Food doesn’t need to be precise, however. You can commune with food, and you can communicate through food. It’s mostly hit, very seldom miss when ingredients come together to make a dish that sings on the tongue and the song registers in your soul and carries to the people you are eating with and you feel inter-synaptic connections being made. In my Craigardan cohort, one of us is a communications consultant, one a writing teacher and writer of fiction and non-fiction, one of us is doing research on amoeba fecal matter, one of us is an end-of-life doula, and then there is moi. Foodie, word lover, wallflower, not gifted with the gift of the gab, prone to say the oddest thing in human company, expert communicator in one-way or solipsistic communication. But congregation around the dinner table for a shared meal brought us out of our corners to sit in community with one another, me particularly. And naturally, the conversation turned to food. World cuisine, personal preferences, food adventure stories, and your palate knowing when the food speaks to you. You know what they say: you can lie to the mirror, but you cannot lie to your tongue.

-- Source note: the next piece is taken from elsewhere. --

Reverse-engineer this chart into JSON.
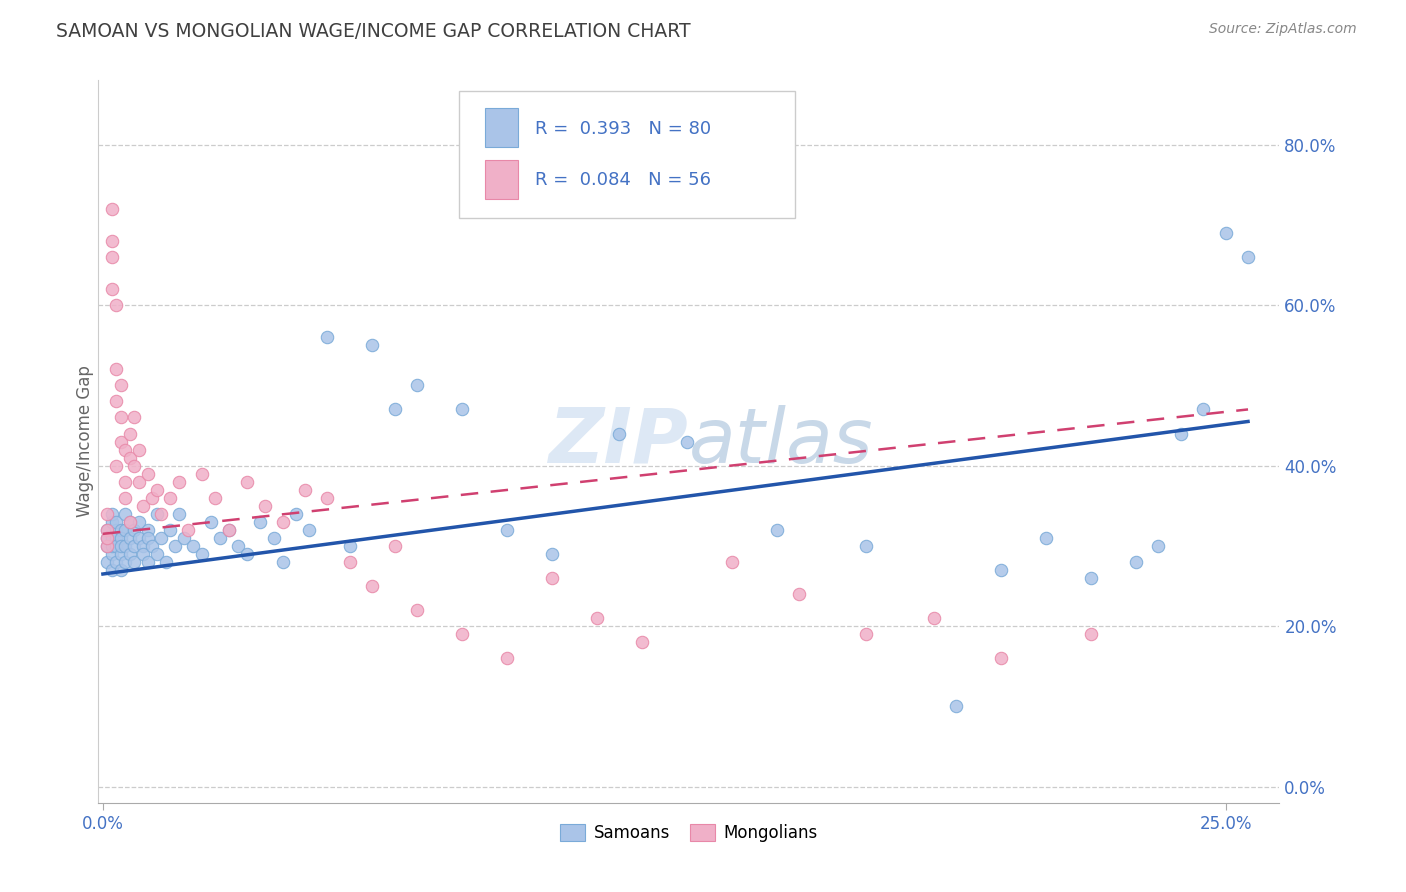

The welcome dinner when we arrived here on Monday was made for us by Craigardan founder and host, Michele Drozd: a beet and pear salad, lemony braised greens, and lentil soup. And divine lemon bars with a drizzle of ricotta cheese. I regret to say I did not take pictures of the meal. We were then gently guided by team Craigardan to consider signing up to make dinner for the cohort and sign up on a sheet for which night we would want to do so. Breakfast and lunch are simple enough: a pantry of staples, spices, and ingredients to cook with, and a fridge loaded with produce from the farm and yogurt and milk and eggs and bread, but dinner can be a communal, come-together experience, we were told. One of us signed up to cook Tuesday night, one of us baked sourdough bread in the morning, and I chopped heirloom tomatoes for the salad: the hardest work I’ve had to do in a kitchen ever.

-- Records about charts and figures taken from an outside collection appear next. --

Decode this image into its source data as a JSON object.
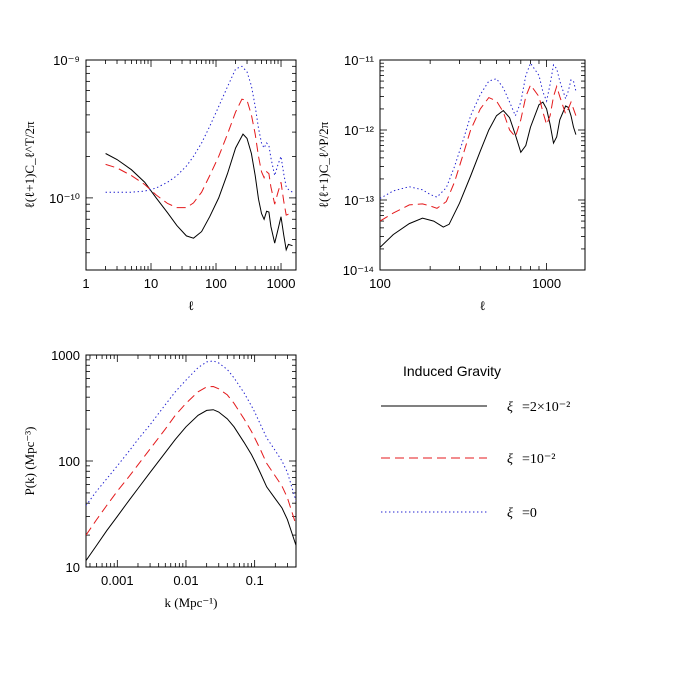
{
  "colors": {
    "solid": "#000000",
    "dashed": "#e41a1c",
    "dotted": "#2020d0"
  },
  "legend": {
    "title": "Induced Gravity",
    "entries": [
      {
        "key": "solid",
        "symbol": "ξ",
        "value": "=2×10⁻²"
      },
      {
        "key": "dashed",
        "symbol": "ξ",
        "value": "=10⁻²"
      },
      {
        "key": "dotted",
        "symbol": "ξ",
        "value": "=0"
      }
    ]
  },
  "chart_data": [
    {
      "id": "ct",
      "type": "line",
      "xscale": "log",
      "yscale": "log",
      "xlim": [
        1,
        1700
      ],
      "ylim": [
        3e-11,
        1e-09
      ],
      "xlabel": "ℓ",
      "ylabel": "ℓ(ℓ+1)C_ℓ^T/2π",
      "xticks": [
        {
          "v": 1,
          "label": "1"
        },
        {
          "v": 10,
          "label": "10"
        },
        {
          "v": 100,
          "label": "100"
        },
        {
          "v": 1000,
          "label": "1000"
        }
      ],
      "yticks": [
        {
          "v": 1e-10,
          "label": "10⁻¹⁰"
        },
        {
          "v": 1e-09,
          "label": "10⁻⁹"
        }
      ],
      "series": [
        {
          "key": "solid",
          "x": [
            2,
            3,
            5,
            8,
            12,
            18,
            25,
            35,
            45,
            60,
            80,
            110,
            150,
            200,
            260,
            300,
            350,
            400,
            450,
            500,
            550,
            600,
            650,
            700,
            800,
            900,
            1000,
            1100,
            1200,
            1300,
            1500
          ],
          "y": [
            2.1e-10,
            1.9e-10,
            1.6e-10,
            1.3e-10,
            1e-10,
            7.8e-11,
            6.3e-11,
            5.3e-11,
            5.1e-11,
            5.7e-11,
            7.3e-11,
            1e-10,
            1.5e-10,
            2.3e-10,
            2.9e-10,
            2.7e-10,
            2.1e-10,
            1.45e-10,
            9.8e-11,
            7.7e-11,
            7e-11,
            8e-11,
            7.9e-11,
            6.2e-11,
            4.7e-11,
            5.9e-11,
            7.3e-11,
            5.4e-11,
            4.2e-11,
            4.6e-11,
            4.5e-11
          ]
        },
        {
          "key": "dashed",
          "x": [
            2,
            3,
            5,
            8,
            12,
            18,
            25,
            35,
            45,
            60,
            80,
            110,
            150,
            200,
            250,
            300,
            350,
            400,
            450,
            500,
            550,
            600,
            650,
            700,
            800,
            900,
            1000,
            1100,
            1200,
            1300,
            1500
          ],
          "y": [
            1.75e-10,
            1.65e-10,
            1.45e-10,
            1.25e-10,
            1.05e-10,
            9.1e-11,
            8.5e-11,
            8.5e-11,
            9.2e-11,
            1.1e-10,
            1.45e-10,
            2e-10,
            2.9e-10,
            4.2e-10,
            5.2e-10,
            5.1e-10,
            4e-10,
            2.9e-10,
            2e-10,
            1.55e-10,
            1.4e-10,
            1.55e-10,
            1.5e-10,
            1.2e-10,
            9e-11,
            1.1e-10,
            1.3e-10,
            9.5e-11,
            7.5e-11,
            7.6e-11,
            7.4e-11
          ]
        },
        {
          "key": "dotted",
          "x": [
            2,
            3,
            5,
            8,
            12,
            18,
            25,
            35,
            45,
            60,
            80,
            110,
            150,
            200,
            250,
            300,
            350,
            400,
            450,
            500,
            550,
            600,
            650,
            700,
            800,
            900,
            1000,
            1100,
            1200,
            1300,
            1500
          ],
          "y": [
            1.1e-10,
            1.1e-10,
            1.1e-10,
            1.12e-10,
            1.18e-10,
            1.3e-10,
            1.45e-10,
            1.7e-10,
            2e-10,
            2.5e-10,
            3.3e-10,
            4.6e-10,
            6.4e-10,
            8.6e-10,
            9e-10,
            8.2e-10,
            6.5e-10,
            4.6e-10,
            3.2e-10,
            2.5e-10,
            2.3e-10,
            2.5e-10,
            2.4e-10,
            1.95e-10,
            1.45e-10,
            1.75e-10,
            2e-10,
            1.5e-10,
            1.2e-10,
            1.15e-10,
            1.1e-10
          ]
        }
      ]
    },
    {
      "id": "cp",
      "type": "line",
      "xscale": "log",
      "yscale": "log",
      "xlim": [
        100,
        1700
      ],
      "ylim": [
        1e-14,
        1e-11
      ],
      "xlabel": "ℓ",
      "ylabel": "ℓ(ℓ+1)C_ℓ^P/2π",
      "xticks": [
        {
          "v": 100,
          "label": "100"
        },
        {
          "v": 1000,
          "label": "1000"
        }
      ],
      "yticks": [
        {
          "v": 1e-14,
          "label": "10⁻¹⁴"
        },
        {
          "v": 1e-13,
          "label": "10⁻¹³"
        },
        {
          "v": 1e-12,
          "label": "10⁻¹²"
        },
        {
          "v": 1e-11,
          "label": "10⁻¹¹"
        }
      ],
      "series": [
        {
          "key": "solid",
          "x": [
            100,
            120,
            150,
            180,
            210,
            240,
            260,
            300,
            350,
            400,
            450,
            500,
            550,
            600,
            650,
            700,
            750,
            800,
            900,
            950,
            1000,
            1050,
            1100,
            1150,
            1200,
            1300,
            1350,
            1400,
            1450,
            1500
          ],
          "y": [
            2.1e-14,
            3.2e-14,
            4.6e-14,
            5.5e-14,
            5e-14,
            4.1e-14,
            4.5e-14,
            9e-14,
            2.2e-13,
            5e-13,
            1e-12,
            1.6e-12,
            1.9e-12,
            1.5e-12,
            8.5e-13,
            4.8e-13,
            6e-13,
            1.1e-12,
            2.3e-12,
            2.5e-12,
            2e-12,
            1.2e-12,
            6.5e-13,
            8e-13,
            1.4e-12,
            2.2e-12,
            2.1e-12,
            1.6e-12,
            1.1e-12,
            8.6e-13
          ]
        },
        {
          "key": "dashed",
          "x": [
            100,
            120,
            150,
            180,
            200,
            220,
            250,
            280,
            320,
            350,
            400,
            450,
            500,
            550,
            600,
            650,
            700,
            750,
            800,
            900,
            950,
            1000,
            1050,
            1100,
            1150,
            1200,
            1300,
            1350,
            1400,
            1450,
            1500
          ],
          "y": [
            5e-14,
            6.5e-14,
            8.5e-14,
            8.8e-14,
            8.2e-14,
            7.6e-14,
            9.5e-14,
            1.8e-13,
            5e-13,
            1e-12,
            2e-12,
            2.9e-12,
            2.6e-12,
            1.8e-12,
            1e-12,
            8e-13,
            1.4e-12,
            3e-12,
            4.4e-12,
            3e-12,
            1.8e-12,
            1.2e-12,
            1.6e-12,
            3e-12,
            4.2e-12,
            3e-12,
            1.7e-12,
            2e-12,
            2.5e-12,
            2e-12,
            1.6e-12
          ]
        },
        {
          "key": "dotted",
          "x": [
            100,
            120,
            150,
            180,
            200,
            220,
            250,
            280,
            320,
            350,
            400,
            450,
            500,
            550,
            600,
            650,
            700,
            750,
            800,
            900,
            950,
            1000,
            1050,
            1100,
            1150,
            1200,
            1300,
            1350,
            1400,
            1450,
            1500
          ],
          "y": [
            1.05e-13,
            1.35e-13,
            1.55e-13,
            1.4e-13,
            1.2e-13,
            1.1e-13,
            1.5e-13,
            3e-13,
            8e-13,
            1.6e-12,
            3.2e-12,
            5e-12,
            5.4e-12,
            4e-12,
            2.5e-12,
            1.6e-12,
            2.5e-12,
            6e-12,
            9e-12,
            6e-12,
            3.5e-12,
            2.6e-12,
            4.5e-12,
            8.5e-12,
            7.5e-12,
            5e-12,
            2.8e-12,
            3.6e-12,
            5.2e-12,
            5e-12,
            3.6e-12
          ]
        }
      ]
    },
    {
      "id": "pk",
      "type": "line",
      "xscale": "log",
      "yscale": "log",
      "xlim": [
        0.00035,
        0.4
      ],
      "ylim": [
        10,
        1000
      ],
      "xlabel": "k (Mpc⁻¹)",
      "ylabel": "P(k) (Mpc⁻³)",
      "xticks": [
        {
          "v": 0.001,
          "label": "0.001"
        },
        {
          "v": 0.01,
          "label": "0.01"
        },
        {
          "v": 0.1,
          "label": "0.1"
        }
      ],
      "yticks": [
        {
          "v": 10,
          "label": "10"
        },
        {
          "v": 100,
          "label": "100"
        },
        {
          "v": 1000,
          "label": "1000"
        }
      ],
      "series": [
        {
          "key": "solid",
          "x": [
            0.00035,
            0.0005,
            0.0007,
            0.001,
            0.0015,
            0.002,
            0.003,
            0.005,
            0.007,
            0.01,
            0.015,
            0.02,
            0.025,
            0.03,
            0.04,
            0.05,
            0.07,
            0.09,
            0.1,
            0.12,
            0.15,
            0.2,
            0.25,
            0.3,
            0.4
          ],
          "y": [
            11.5,
            16,
            22,
            30,
            43,
            55,
            78,
            120,
            160,
            210,
            270,
            300,
            305,
            290,
            250,
            210,
            150,
            115,
            100,
            78,
            57,
            44,
            36,
            28,
            16
          ]
        },
        {
          "key": "dashed",
          "x": [
            0.00035,
            0.0005,
            0.0007,
            0.001,
            0.0015,
            0.002,
            0.003,
            0.005,
            0.007,
            0.01,
            0.015,
            0.02,
            0.025,
            0.03,
            0.04,
            0.05,
            0.07,
            0.09,
            0.1,
            0.12,
            0.15,
            0.2,
            0.25,
            0.3,
            0.4
          ],
          "y": [
            20,
            28,
            38,
            52,
            72,
            92,
            130,
            200,
            270,
            350,
            450,
            500,
            505,
            480,
            420,
            350,
            250,
            190,
            165,
            130,
            95,
            72,
            58,
            45,
            25
          ]
        },
        {
          "key": "dotted",
          "x": [
            0.00035,
            0.0005,
            0.0007,
            0.001,
            0.0015,
            0.002,
            0.003,
            0.005,
            0.007,
            0.01,
            0.015,
            0.02,
            0.025,
            0.03,
            0.04,
            0.05,
            0.07,
            0.09,
            0.1,
            0.12,
            0.15,
            0.2,
            0.25,
            0.3,
            0.4
          ],
          "y": [
            38,
            52,
            68,
            90,
            125,
            160,
            220,
            340,
            450,
            580,
            760,
            860,
            880,
            840,
            730,
            610,
            440,
            330,
            290,
            225,
            165,
            125,
            100,
            78,
            42
          ]
        }
      ]
    }
  ]
}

We sat down for a lovely, lazy dinner of bread and butter and pesto and a tomato-basil salad with basil that grows right outside the kitchen (we have a name for the plant and I will be the custodian and plant waterer and whisperer for the rest of my stay here) and a hearty black bean stew. We broke bread… and that broke the ice. We talked, we joked, we laughed, and pretty soon, each of us knew what we would make for dinner on our chosen nights to cook dinner for the cohort: hamburgers and eggplant burgers, cabbage salad, mango lassi, spinach and vegetable pulao, and cucumber raita and Indian restaurant-style yogurt-mint dip, by demand, to bathe in.
If you, like me, find yourself in the midst of strangers, and you don’t know what to say to break the ice, talk about food. You cannot go wrong. Two hours went by effortlessly, plates and bowls were licked clean, the gelid harvest moon rose in the cloudy sky, we heard songbirds twitter and chipmunks chitter and coyotes howl in the hills, we joked about bats and beavers in the Adirondacks, we made plans to trade recipes, we did the dishes and dried them and stowed them away in their places, we bid each other good night, and we walked back to our cabins, bellies and hearts full.
None of us are the same, but the converse is also true: none of us are so different that we need to stick to our corners. We just need to find common ground. And there is no greater ground, more mutual ground, more hallowed ground than food.
Bon appetit, everyone… and happy Gardaning.